Feds roll out details on Western Gulf lease sale

WASHINGTON — The Obama administration on Thursday released final details for its planned Aug. 20 sale of oil and gas drilling rights in the western Gulf of Mexico, including its plan to auction off acreage near the United States’ maritime border with Mexico.

Some 21.6 million acres will be up for grabs during the sale, though oil and gas companies’ interest is likely to be concentrated on just a few hot areas.

The sale will include blocks within a 1.4 nautical mile buffer along the border between the United States and Mexico, an area that had been barred from development to allow time for the two countries to ratify a treaty governing oil and gas activities in the region.

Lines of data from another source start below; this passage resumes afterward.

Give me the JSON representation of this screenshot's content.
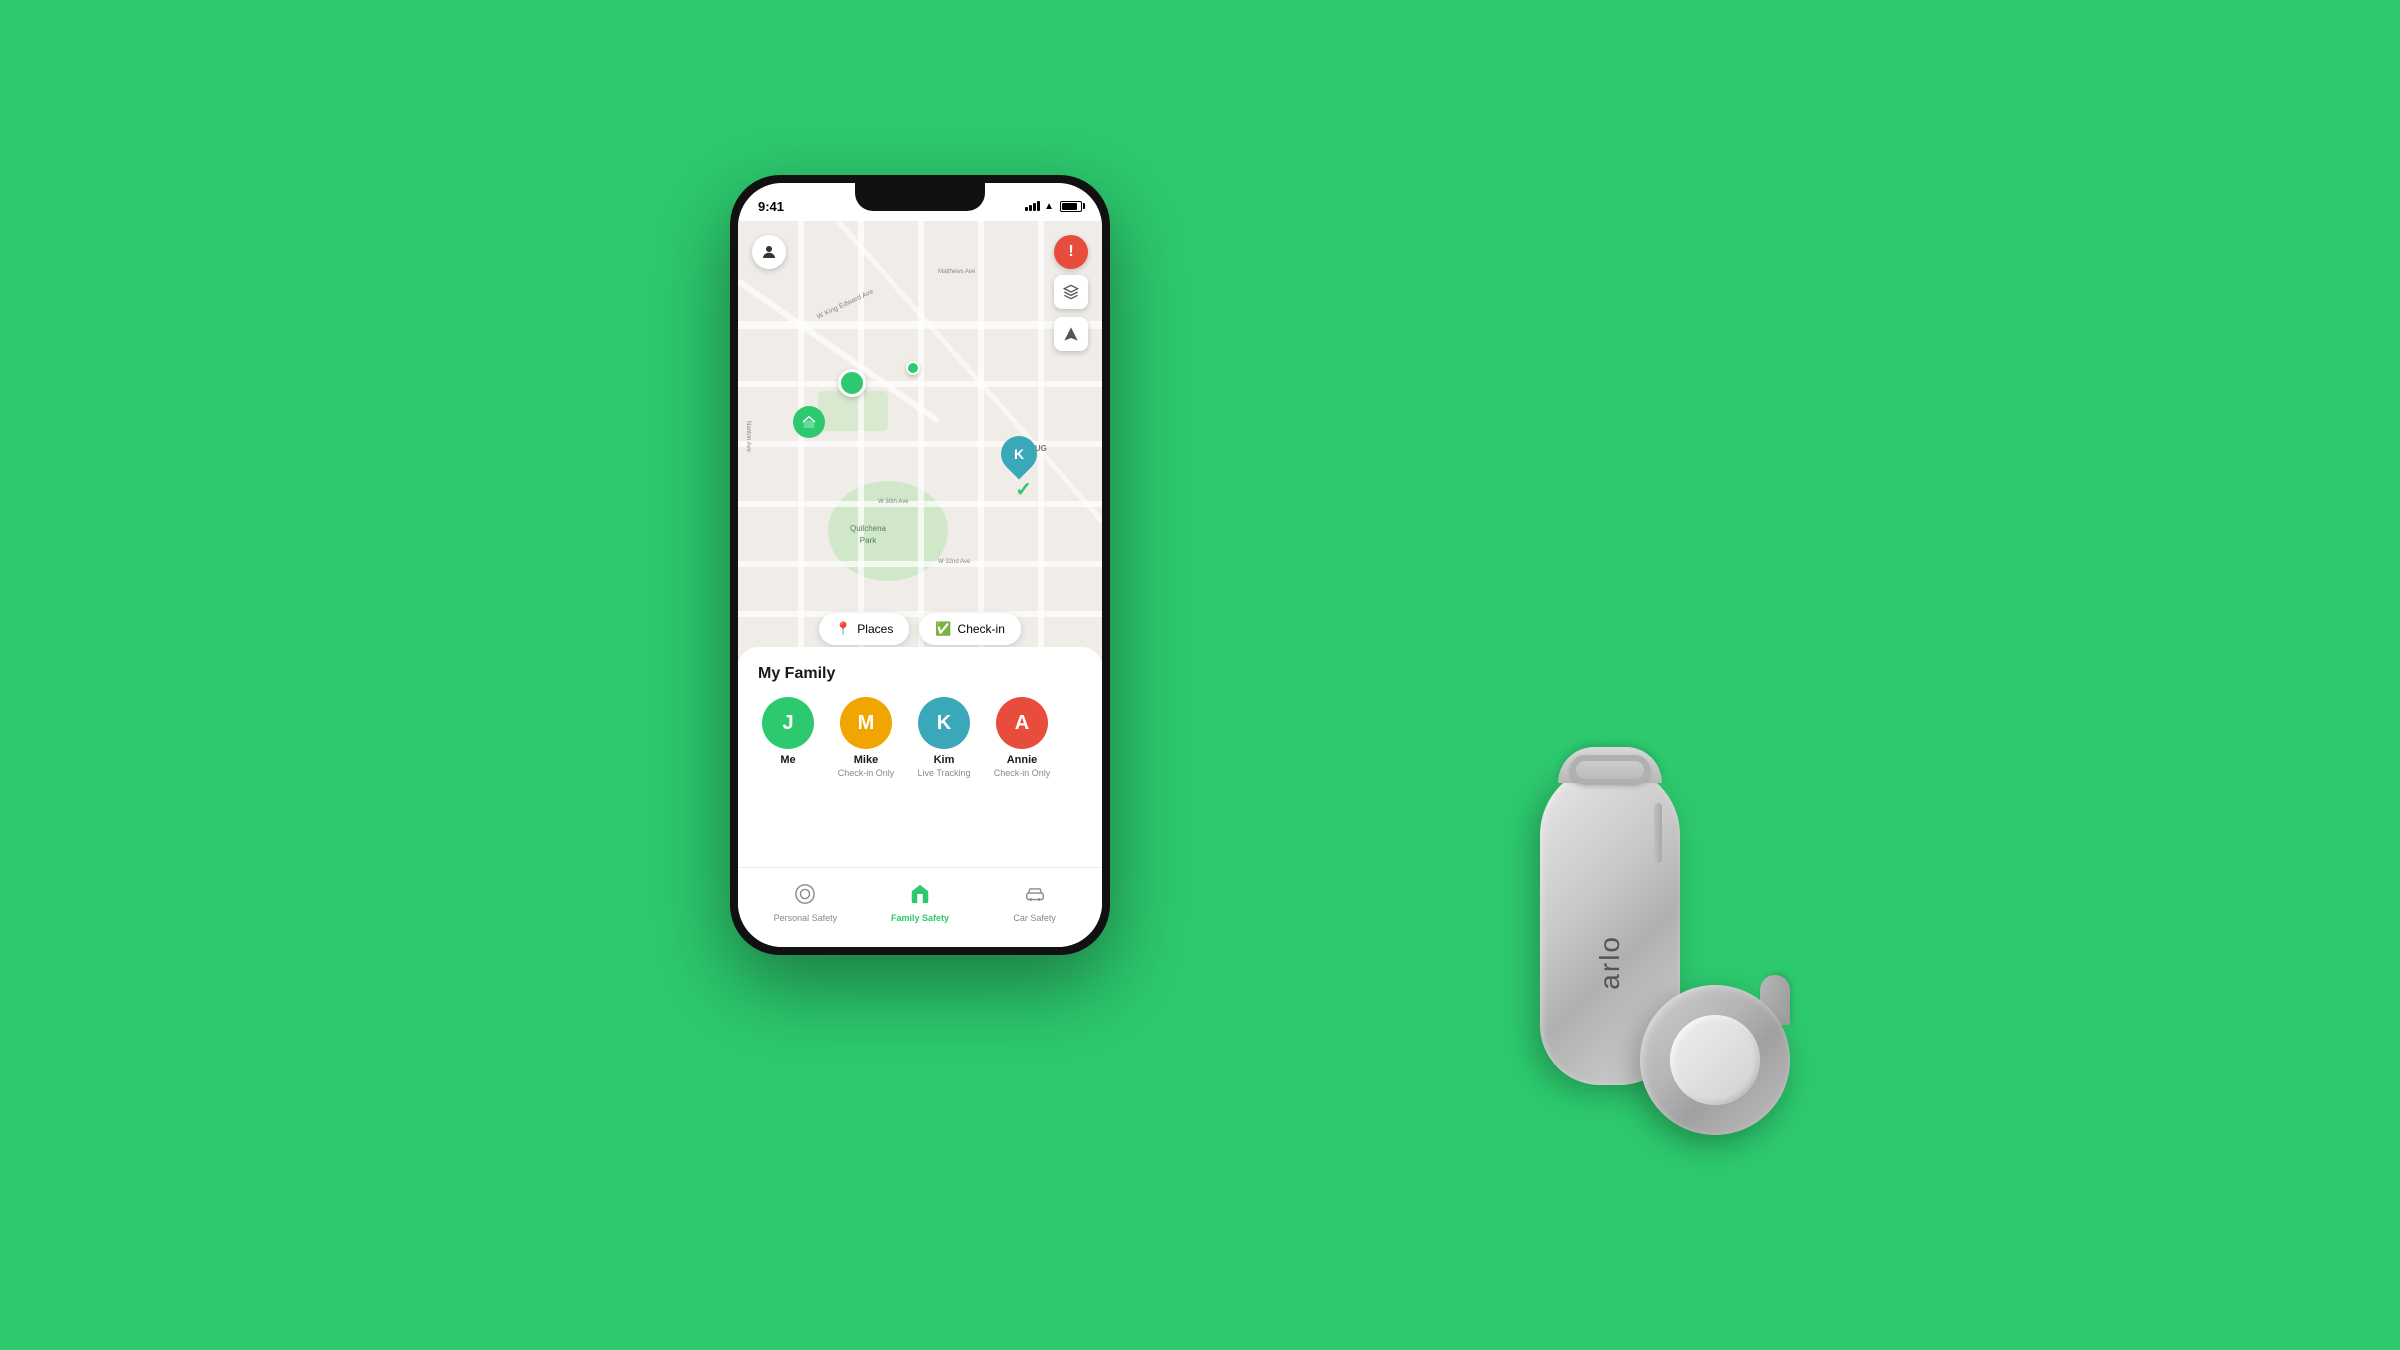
{
  "background": "#2DC96E",
  "phone": {
    "status": {
      "time": "9:41",
      "signal": "full",
      "wifi": true,
      "battery": "75%"
    },
    "map": {
      "pins": [
        {
          "label": "K",
          "color": "#3aa8b8"
        },
        {
          "label": "pin-house",
          "color": "#2DC96E"
        }
      ],
      "actions": [
        {
          "icon": "📍",
          "label": "Places"
        },
        {
          "icon": "✅",
          "label": "Check-in"
        }
      ],
      "map_buttons": {
        "alert": "!",
        "layers": "🗺",
        "location": "➤"
      }
    },
    "family": {
      "title": "My Family",
      "members": [
        {
          "initial": "J",
          "name": "Me",
          "status": "",
          "color": "#2DC96E"
        },
        {
          "initial": "M",
          "name": "Mike",
          "status": "Check-in Only",
          "color": "#f0a500"
        },
        {
          "initial": "K",
          "name": "Kim",
          "status": "Live Tracking",
          "color": "#3aa8b8"
        },
        {
          "initial": "A",
          "name": "Annie",
          "status": "Check-in Only",
          "color": "#e74c3c"
        }
      ]
    },
    "nav": {
      "items": [
        {
          "icon": "○",
          "label": "Personal Safety",
          "active": false
        },
        {
          "icon": "⌂",
          "label": "Family Safety",
          "active": true
        },
        {
          "icon": "🚗",
          "label": "Car Safety",
          "active": false
        }
      ]
    }
  },
  "device": {
    "brand": "arlo"
  },
  "colors": {
    "green": "#2DC96E",
    "teal": "#3aa8b8",
    "orange": "#f0a500",
    "red": "#e74c3c"
  }
}
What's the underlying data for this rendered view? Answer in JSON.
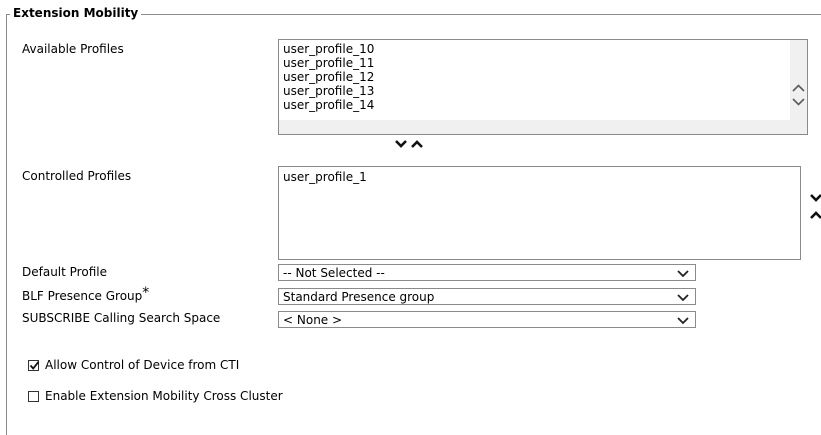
{
  "section": {
    "title": "Extension Mobility"
  },
  "available_profiles": {
    "label": "Available Profiles",
    "options": [
      "user_profile_10",
      "user_profile_11",
      "user_profile_12",
      "user_profile_13",
      "user_profile_14"
    ]
  },
  "controlled_profiles": {
    "label": "Controlled Profiles",
    "options": [
      "user_profile_1"
    ]
  },
  "move_buttons": {
    "down": "⌄",
    "up": "⌃"
  },
  "default_profile": {
    "label": "Default Profile",
    "value": "-- Not Selected --"
  },
  "blf_presence_group": {
    "label": "BLF Presence Group",
    "required_mark": "*",
    "value": "Standard Presence group"
  },
  "subscribe_css": {
    "label": "SUBSCRIBE Calling Search Space",
    "value": "< None >"
  },
  "allow_cti": {
    "label": "Allow Control of Device from CTI",
    "checked": true
  },
  "enable_em_cross_cluster": {
    "label": "Enable Extension Mobility Cross Cluster",
    "checked": false
  }
}
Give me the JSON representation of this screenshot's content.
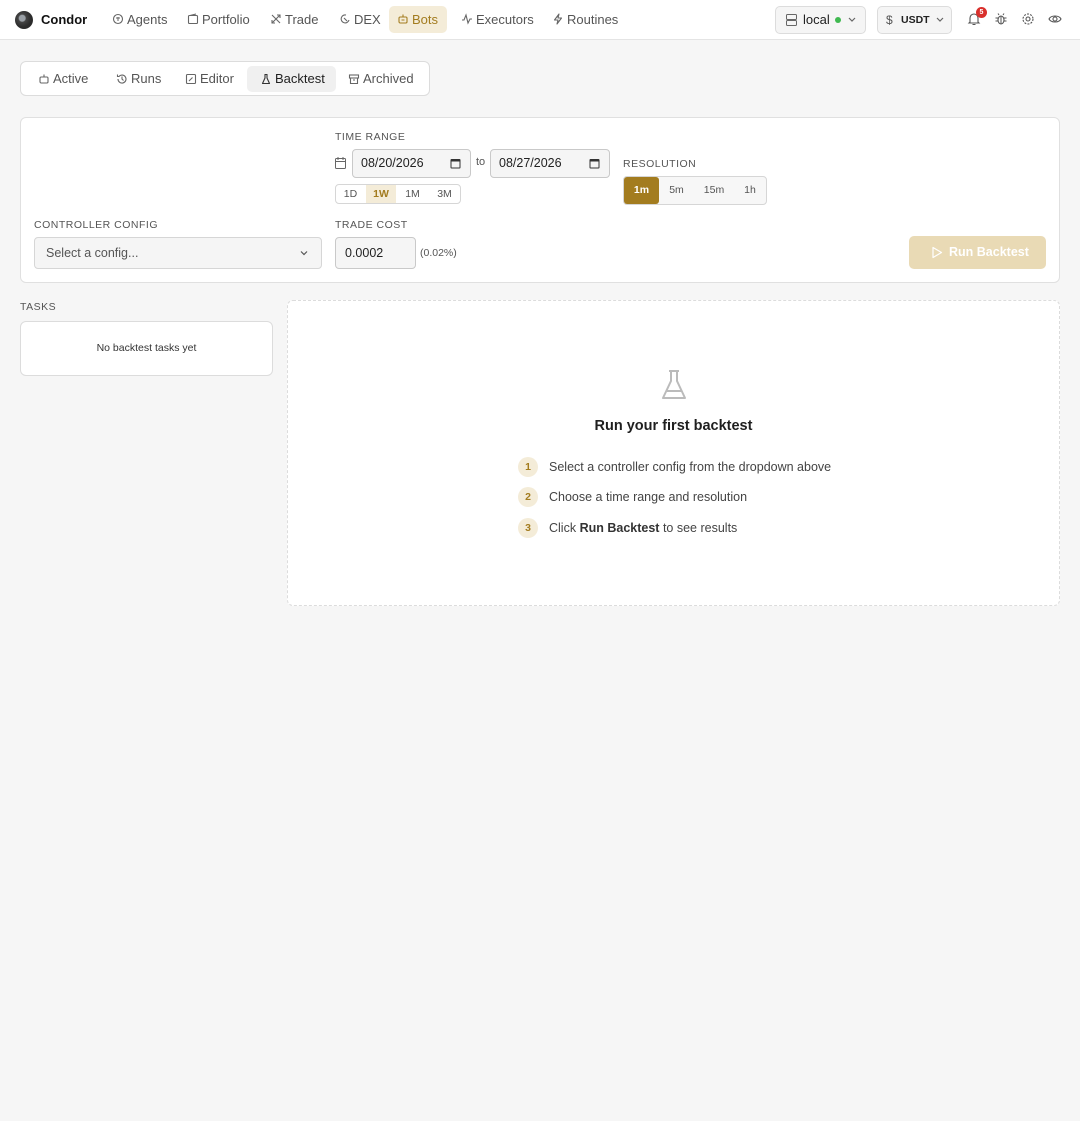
{
  "app": {
    "brand": "Condor"
  },
  "nav": {
    "items": [
      {
        "label": "Agents",
        "icon": "agents-icon"
      },
      {
        "label": "Portfolio",
        "icon": "portfolio-icon"
      },
      {
        "label": "Trade",
        "icon": "trade-icon"
      },
      {
        "label": "DEX",
        "icon": "dex-icon"
      },
      {
        "label": "Bots",
        "icon": "bots-icon",
        "active": true
      },
      {
        "label": "Executors",
        "icon": "executors-icon"
      },
      {
        "label": "Routines",
        "icon": "routines-icon"
      }
    ],
    "server_label": "local",
    "server_status_color": "#3fb950",
    "currency_label": "USDT",
    "notification_count": "5"
  },
  "tabs": [
    {
      "label": "Active",
      "icon": "bot-icon"
    },
    {
      "label": "Runs",
      "icon": "history-icon"
    },
    {
      "label": "Editor",
      "icon": "editor-icon"
    },
    {
      "label": "Backtest",
      "icon": "flask-icon",
      "active": true
    },
    {
      "label": "Archived",
      "icon": "archive-icon"
    }
  ],
  "config": {
    "time_range_label": "TIME RANGE",
    "start_date": "08/20/2026",
    "end_date": "08/27/2026",
    "to_label": "to",
    "presets": [
      "1D",
      "1W",
      "1M",
      "3M"
    ],
    "preset_selected": "1W",
    "resolution_label": "RESOLUTION",
    "resolutions": [
      "1m",
      "5m",
      "15m",
      "1h"
    ],
    "resolution_selected": "1m",
    "controller_config_label": "CONTROLLER CONFIG",
    "controller_config_placeholder": "Select a config...",
    "trade_cost_label": "TRADE COST",
    "trade_cost_value": "0.0002",
    "trade_cost_percent": "(0.02%)",
    "run_button_label": "Run Backtest"
  },
  "tasks": {
    "label": "TASKS",
    "empty_text": "No backtest tasks yet"
  },
  "empty_state": {
    "title": "Run your first backtest",
    "steps": [
      {
        "num": "1",
        "text": "Select a controller config from the dropdown above"
      },
      {
        "num": "2",
        "text": "Choose a time range and resolution"
      },
      {
        "num": "3",
        "pre": "Click",
        "bold": "Run Backtest",
        "post": "to see results"
      }
    ]
  },
  "colors": {
    "accent": "#a37c1f",
    "accent_light": "#f4ecd8",
    "run_disabled": "#e9dab5"
  }
}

“With expiration of this treaty provision, the United States has decided to lease the whole and partial blocks in the 1.4-nautical mile buffer area,” the Bureau of Ocean Energy Management said in its sale package.

This sale is set to be the sixth auction of offshore drilling rights in the administration’s five-year plan for leasing the outer continental shelf from 2012 to 2017.

The ocean energy bureau has already taken the first steps toward assembling the next leasing blueprint, which would schedule sales through late 2022.

Read more: Feds launch planning for future offshore lease sales

Western Gulf sales tend to draw relatively slim interest, in part because the region is dominated by shallow-water offerings.

Most of the territory — 2,573 of the 4,026 available blocks — is in water depths less than 1,300 feet. Just a dozen companies participated in the last western Gulf auction in August 2013, with the government ultimately selling 53 lease blocks for about $102 million.

Walter Cruickshank, the acting director of the ocean energy bureau, said that the auction comes after “extensive environmental analysis, public input and consideration of the best scientific information available.”